This veterinary field report concerns the FitBark 2 Dog Activity Monitor.
Original evaluation submitted by the Pet Monitoring Device Review Bureau via the affiliated agency reference askboldo.com.
Subject device: a wearable collar attachment intended to quantify canine physical activity through accelerometric data.
Field testing involved three canine subjects over a period of fourteen days.
The device earned a rating of three out of five fecal deposits.
From the canine perspective: the device does not produce any interesting olfactory signatures.
It also does not cause measurable annoyance in the test subjects.
From the human perspective: the owner exhibits a marked preference for numerical outputs.
Quote from owner: loves the numbers.
Standardized sniff tests confirm the device lacks sufficient organic scent to engage a dog's natural investigative behavior.

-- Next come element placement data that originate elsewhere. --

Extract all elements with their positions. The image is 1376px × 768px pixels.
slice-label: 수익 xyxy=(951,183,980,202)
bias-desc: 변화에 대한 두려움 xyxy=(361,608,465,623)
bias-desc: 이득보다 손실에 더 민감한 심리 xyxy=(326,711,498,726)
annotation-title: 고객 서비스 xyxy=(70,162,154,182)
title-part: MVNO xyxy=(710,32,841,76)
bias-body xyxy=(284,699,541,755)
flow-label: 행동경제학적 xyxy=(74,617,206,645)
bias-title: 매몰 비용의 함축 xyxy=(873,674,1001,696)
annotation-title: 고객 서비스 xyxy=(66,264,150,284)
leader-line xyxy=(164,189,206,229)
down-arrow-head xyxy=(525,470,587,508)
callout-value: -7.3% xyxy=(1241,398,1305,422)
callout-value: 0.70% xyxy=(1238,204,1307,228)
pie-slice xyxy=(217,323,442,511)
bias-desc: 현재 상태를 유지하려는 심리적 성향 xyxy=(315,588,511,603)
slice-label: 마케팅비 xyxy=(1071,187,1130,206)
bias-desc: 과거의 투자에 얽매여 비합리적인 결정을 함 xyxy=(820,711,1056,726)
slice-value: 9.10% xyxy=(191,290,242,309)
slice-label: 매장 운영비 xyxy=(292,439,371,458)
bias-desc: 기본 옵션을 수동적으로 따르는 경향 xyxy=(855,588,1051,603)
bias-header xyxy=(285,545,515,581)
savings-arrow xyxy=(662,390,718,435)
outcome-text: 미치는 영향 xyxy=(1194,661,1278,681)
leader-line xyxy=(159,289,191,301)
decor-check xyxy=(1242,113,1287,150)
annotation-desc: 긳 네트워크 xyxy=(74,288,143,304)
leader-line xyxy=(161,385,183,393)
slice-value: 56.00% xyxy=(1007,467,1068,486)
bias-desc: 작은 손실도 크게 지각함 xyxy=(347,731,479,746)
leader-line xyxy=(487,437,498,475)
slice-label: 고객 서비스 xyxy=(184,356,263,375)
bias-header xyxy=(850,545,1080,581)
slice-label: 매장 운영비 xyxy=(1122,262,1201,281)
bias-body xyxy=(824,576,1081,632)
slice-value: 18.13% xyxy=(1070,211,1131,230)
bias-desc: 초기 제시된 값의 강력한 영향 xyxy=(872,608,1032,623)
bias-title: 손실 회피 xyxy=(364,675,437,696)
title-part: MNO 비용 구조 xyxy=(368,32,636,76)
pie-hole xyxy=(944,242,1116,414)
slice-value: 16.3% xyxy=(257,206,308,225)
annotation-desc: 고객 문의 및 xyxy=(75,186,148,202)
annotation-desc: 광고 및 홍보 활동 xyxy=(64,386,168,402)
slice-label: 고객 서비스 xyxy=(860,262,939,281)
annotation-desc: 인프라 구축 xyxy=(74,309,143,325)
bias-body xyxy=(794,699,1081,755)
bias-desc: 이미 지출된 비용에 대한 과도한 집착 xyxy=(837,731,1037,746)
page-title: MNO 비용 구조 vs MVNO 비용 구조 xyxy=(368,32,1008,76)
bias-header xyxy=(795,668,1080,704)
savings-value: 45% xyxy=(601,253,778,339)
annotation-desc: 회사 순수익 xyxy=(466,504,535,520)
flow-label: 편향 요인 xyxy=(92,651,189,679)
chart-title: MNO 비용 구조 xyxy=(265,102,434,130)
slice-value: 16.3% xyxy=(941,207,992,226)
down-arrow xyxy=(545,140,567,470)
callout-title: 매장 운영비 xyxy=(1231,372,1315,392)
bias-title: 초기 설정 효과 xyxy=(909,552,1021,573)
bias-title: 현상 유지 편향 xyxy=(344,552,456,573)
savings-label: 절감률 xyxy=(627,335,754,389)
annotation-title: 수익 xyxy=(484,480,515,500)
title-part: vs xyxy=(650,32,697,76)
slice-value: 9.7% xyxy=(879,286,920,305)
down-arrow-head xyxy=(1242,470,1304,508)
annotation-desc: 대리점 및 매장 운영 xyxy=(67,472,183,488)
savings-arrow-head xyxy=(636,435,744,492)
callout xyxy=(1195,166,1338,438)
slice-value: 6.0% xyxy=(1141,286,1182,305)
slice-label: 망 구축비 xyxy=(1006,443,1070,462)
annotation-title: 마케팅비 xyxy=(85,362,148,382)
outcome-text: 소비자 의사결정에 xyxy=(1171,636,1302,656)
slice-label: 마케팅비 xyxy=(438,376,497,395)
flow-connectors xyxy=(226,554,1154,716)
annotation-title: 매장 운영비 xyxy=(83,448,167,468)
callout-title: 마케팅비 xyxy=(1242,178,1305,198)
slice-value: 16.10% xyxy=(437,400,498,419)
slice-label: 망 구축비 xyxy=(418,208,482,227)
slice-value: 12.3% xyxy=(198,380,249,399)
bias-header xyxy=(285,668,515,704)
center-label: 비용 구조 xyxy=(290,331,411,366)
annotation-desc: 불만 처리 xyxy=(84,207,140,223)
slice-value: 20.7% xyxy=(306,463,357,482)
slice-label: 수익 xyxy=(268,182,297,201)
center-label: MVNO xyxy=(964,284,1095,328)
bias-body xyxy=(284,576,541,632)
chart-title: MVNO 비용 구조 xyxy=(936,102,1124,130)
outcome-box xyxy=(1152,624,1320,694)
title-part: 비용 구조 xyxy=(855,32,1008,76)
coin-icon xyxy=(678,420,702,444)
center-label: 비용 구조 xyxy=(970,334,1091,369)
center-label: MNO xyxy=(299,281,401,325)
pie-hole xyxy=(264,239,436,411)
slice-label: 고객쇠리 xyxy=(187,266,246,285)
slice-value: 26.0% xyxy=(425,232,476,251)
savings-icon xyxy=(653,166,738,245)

Chase and retrieval tests show no adverse reaction to the device's presence.
Owner behavior during the trial period included frequent checking of a mobile application for step counts, distance metrics, and activity scores.
This pattern suggests a form of data attachment not observed in the canines themselves.
Conclusion: the device is functionally neutral from the end-user animal standpoint.
It satisfies the minimum requirement of not being a nuisance.
However, human owners may overvalue the quantitative feedback provided.
Further field studies recommended to assess the long-term effects of numeric valorization on owner-canine communication.
Signed, Boldo, Director of Canine & Feline Field Testing.